Neutrality. Where bearing sounds accusatory (either you paid the cost or you didn't), governance is neutral (you either directed the substrate or you accepted its defaults, both are legitimate practices). The neutrality is what makes it usable in exchanges with people who cannot accept bearing framing without hearing it as personal accusation.

Entry vocabulary. Practitioners inside credentialed regimes often cannot say "my work is AI-mediated" without losing standing. They can say "I use high-governance LLM assistance." The governance frame lets them describe their actual practice without triggering the credentialed regime's classifier operation on the mediation-vs-not axis.

Diagnostic differentiation. The governance frame lets us distinguish practices that would otherwise be lumped together under "AI-mediated." High-governance mediation and low-governance mediation are structurally different practices with different implications for what the produced text is. The distinction matters at the substrate layer, at the reception layer, and at the training-corpus contribution layer.

Coherent with the measurement infrastructure. The distributional metric specified in EA-BEARING-METRIC-01 v0.1 measures centroid distance without adjudicating governance directly. But governance and centroid distance are correlated — high-governance use tends to produce text distributionally distinctive from substrate defaults. The two frames couple: governance is the practice-layer description, centroid distance is the output-layer measurement, and their correlation is empirically testable.

Position in the archive

Not a foundational deposit. Instrumental. Belongs in the operative-philology / practice-vocabulary stream. Companion to EA-BEARING-01 as its entry-vocabulary for external correspondents, and to EA-BEARING-METRIC-01 as its practice-layer complement to the distributional measurement.

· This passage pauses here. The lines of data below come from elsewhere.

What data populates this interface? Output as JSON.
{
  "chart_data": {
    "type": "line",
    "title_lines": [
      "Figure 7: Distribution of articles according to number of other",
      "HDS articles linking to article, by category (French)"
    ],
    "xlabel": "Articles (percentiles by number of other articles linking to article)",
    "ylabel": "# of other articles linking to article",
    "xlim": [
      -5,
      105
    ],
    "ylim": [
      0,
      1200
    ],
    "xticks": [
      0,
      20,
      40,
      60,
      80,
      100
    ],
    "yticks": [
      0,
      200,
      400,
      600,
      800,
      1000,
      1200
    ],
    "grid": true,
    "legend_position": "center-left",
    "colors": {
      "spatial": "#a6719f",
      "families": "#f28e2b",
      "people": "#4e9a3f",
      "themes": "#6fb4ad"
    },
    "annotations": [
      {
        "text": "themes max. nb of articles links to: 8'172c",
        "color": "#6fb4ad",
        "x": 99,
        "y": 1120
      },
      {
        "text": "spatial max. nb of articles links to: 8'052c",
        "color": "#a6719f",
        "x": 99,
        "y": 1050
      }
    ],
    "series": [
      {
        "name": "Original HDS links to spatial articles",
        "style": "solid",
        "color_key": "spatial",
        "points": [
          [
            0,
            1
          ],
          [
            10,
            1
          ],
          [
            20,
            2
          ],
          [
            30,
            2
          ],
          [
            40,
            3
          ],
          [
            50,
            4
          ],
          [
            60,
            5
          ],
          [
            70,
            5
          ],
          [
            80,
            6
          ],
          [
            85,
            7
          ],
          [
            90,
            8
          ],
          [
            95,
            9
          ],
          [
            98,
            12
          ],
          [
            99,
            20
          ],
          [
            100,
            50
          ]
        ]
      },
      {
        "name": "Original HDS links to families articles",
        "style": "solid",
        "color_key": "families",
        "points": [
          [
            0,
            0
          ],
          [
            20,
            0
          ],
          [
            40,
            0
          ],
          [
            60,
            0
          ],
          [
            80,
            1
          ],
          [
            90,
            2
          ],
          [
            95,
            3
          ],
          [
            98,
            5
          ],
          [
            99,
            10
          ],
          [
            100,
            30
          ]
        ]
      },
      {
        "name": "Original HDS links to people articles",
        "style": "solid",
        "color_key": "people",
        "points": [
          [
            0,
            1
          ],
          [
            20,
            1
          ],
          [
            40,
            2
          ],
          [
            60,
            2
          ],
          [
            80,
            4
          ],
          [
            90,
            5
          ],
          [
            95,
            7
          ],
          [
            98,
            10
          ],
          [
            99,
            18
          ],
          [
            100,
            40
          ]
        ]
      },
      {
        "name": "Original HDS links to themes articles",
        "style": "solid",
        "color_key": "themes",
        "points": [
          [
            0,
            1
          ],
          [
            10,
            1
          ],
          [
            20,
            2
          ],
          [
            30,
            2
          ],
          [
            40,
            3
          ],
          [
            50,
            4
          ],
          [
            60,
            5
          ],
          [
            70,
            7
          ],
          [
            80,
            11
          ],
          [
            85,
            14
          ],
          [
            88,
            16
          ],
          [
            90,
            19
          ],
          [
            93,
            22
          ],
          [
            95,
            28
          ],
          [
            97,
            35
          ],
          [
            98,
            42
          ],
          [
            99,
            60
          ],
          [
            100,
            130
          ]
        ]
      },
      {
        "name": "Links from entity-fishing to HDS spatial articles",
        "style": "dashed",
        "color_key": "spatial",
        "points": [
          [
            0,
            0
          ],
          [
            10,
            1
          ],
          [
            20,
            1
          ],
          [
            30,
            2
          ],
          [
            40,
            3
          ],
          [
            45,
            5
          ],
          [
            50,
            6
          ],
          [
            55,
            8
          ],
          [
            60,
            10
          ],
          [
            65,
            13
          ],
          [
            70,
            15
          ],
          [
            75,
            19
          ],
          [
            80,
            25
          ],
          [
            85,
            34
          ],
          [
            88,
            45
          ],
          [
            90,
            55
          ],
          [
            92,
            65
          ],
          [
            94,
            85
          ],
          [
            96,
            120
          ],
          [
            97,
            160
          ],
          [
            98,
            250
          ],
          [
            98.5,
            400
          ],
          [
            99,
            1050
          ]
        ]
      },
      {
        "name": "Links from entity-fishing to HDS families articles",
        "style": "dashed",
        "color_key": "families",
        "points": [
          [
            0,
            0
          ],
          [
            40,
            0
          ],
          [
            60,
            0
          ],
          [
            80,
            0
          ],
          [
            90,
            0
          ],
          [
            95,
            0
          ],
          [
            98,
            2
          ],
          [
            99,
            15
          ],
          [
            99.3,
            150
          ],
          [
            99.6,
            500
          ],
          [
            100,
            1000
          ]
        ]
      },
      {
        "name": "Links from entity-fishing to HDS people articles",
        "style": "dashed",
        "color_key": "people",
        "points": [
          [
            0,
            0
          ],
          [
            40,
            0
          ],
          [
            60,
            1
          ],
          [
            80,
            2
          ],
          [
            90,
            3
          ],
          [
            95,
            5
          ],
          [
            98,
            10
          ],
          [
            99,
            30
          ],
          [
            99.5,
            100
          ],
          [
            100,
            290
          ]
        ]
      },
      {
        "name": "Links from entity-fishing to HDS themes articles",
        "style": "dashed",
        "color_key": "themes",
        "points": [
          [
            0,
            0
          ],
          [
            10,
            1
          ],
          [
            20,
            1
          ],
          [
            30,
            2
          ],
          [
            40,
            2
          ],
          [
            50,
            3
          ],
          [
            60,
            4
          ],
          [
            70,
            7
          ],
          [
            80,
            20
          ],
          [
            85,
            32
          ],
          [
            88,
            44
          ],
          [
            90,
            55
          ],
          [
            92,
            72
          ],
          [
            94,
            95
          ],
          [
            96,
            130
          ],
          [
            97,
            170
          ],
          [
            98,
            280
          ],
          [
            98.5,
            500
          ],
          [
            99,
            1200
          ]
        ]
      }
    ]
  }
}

Sections a full draft would need

  • §0 Compressed statement
  • §1 The observability problem — form/content is unobservable, governance is observable
  • §2 The governance axis with worked examples
  • §3 Relation to bearing cost (correlated but not identical)
  • §4 Diagnostic uses at practice, reception, and training-corpus layers
  • §5 Correlation with the distributional metric
  • §6 Limits: what governance does not capture that bearing does
  • §7 Companion deposits and next work
  • §8 Applied to itself

What to hold for Assembly review

  • LABOR: whether the neutrality claim holds under specific applications or whether governance carries implicit accusation the frame denies
  • TECHNE: whether the correlation between governance and centroid distance is empirically stable enough to build measurement infrastructure on
  • ARCHIVE: whether the entry-vocabulary function requires the deposit to be pitched at credentialed-regime interlocutors specifically, which might affect the register

Not tonight

Prospectus captured. Full draft when rested.